Haplotype Phasing in the Exon 2 Region

A collection of 4 differentiating sites in the exon 2 region of RHD and RHCE are used to detect the presence of the RHCE Exon2 gene conversion in the sample. An iterative phasing algorithm is used to build up haplotypes that are supported by the read data. The phasing algorithm starts with candidate haplotypes formed from all possible bases at the first differentiating site. The haplotypes are then extended at the next differentiating site by considering all reads that can be uniquely assigned to a single candidate haplotype. If these reads support only a single base at the next differentiating site for a given candidate haplotype, then the haplotype is extended with that base.
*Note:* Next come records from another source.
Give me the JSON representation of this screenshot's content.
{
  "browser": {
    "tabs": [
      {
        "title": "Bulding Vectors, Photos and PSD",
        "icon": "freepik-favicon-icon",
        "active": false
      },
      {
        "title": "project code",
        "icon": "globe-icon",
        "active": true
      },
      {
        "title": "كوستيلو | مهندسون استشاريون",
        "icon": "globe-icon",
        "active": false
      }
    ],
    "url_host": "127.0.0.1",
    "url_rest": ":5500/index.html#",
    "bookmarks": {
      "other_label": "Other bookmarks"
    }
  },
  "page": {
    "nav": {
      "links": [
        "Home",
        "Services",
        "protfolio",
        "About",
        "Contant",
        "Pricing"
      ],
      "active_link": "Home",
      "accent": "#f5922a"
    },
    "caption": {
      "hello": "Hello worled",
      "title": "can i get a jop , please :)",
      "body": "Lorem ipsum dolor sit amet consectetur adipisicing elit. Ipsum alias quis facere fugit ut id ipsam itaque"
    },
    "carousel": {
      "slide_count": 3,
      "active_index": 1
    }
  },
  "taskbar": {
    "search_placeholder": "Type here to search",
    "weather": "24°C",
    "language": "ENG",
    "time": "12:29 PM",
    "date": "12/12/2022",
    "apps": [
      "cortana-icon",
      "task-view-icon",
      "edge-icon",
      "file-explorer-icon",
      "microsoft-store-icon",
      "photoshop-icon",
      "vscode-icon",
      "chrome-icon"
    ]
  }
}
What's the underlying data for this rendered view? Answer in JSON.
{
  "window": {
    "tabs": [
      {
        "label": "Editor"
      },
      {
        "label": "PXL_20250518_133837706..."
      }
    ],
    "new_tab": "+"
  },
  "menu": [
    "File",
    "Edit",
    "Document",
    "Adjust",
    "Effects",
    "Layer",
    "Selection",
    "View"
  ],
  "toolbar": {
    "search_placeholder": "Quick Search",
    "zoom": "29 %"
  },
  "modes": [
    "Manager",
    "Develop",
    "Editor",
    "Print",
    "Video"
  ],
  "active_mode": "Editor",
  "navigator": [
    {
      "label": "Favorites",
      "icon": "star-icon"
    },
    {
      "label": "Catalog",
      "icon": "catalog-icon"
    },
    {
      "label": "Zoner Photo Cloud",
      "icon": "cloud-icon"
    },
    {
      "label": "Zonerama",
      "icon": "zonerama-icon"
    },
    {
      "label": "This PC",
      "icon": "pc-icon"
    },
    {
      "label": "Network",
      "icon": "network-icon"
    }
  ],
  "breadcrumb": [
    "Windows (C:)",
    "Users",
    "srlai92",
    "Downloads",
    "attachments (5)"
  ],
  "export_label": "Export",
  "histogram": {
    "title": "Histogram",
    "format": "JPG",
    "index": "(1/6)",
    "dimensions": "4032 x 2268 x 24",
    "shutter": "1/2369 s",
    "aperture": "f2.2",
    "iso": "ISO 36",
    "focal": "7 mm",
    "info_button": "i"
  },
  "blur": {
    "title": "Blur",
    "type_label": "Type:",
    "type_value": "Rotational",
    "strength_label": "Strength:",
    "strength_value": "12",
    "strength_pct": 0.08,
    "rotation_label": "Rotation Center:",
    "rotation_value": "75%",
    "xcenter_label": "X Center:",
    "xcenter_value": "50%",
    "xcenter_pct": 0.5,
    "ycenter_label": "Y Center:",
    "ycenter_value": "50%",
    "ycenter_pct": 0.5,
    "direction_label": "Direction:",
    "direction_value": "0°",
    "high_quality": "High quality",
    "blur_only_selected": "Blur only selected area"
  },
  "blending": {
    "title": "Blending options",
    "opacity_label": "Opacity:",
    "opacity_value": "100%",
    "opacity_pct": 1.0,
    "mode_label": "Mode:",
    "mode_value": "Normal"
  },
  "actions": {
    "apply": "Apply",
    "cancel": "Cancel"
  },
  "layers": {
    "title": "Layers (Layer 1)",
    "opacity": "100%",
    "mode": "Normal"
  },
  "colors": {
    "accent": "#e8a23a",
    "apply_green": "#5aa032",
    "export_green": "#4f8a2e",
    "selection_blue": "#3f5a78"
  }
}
When a candidate haplotype can be extended by both bases at the next differentiating site then both possible extended haplotypes are included in the set of candidate haplotypes, growing the set by 1. Subsequent extension steps are performed at neighboring differentiating sites until all sites have been processed. Some haplotypes may have sites that are unresolved (i.e. ambiguous), but these haplotypes can still participate in RHD -> RHCE breakpoint detection.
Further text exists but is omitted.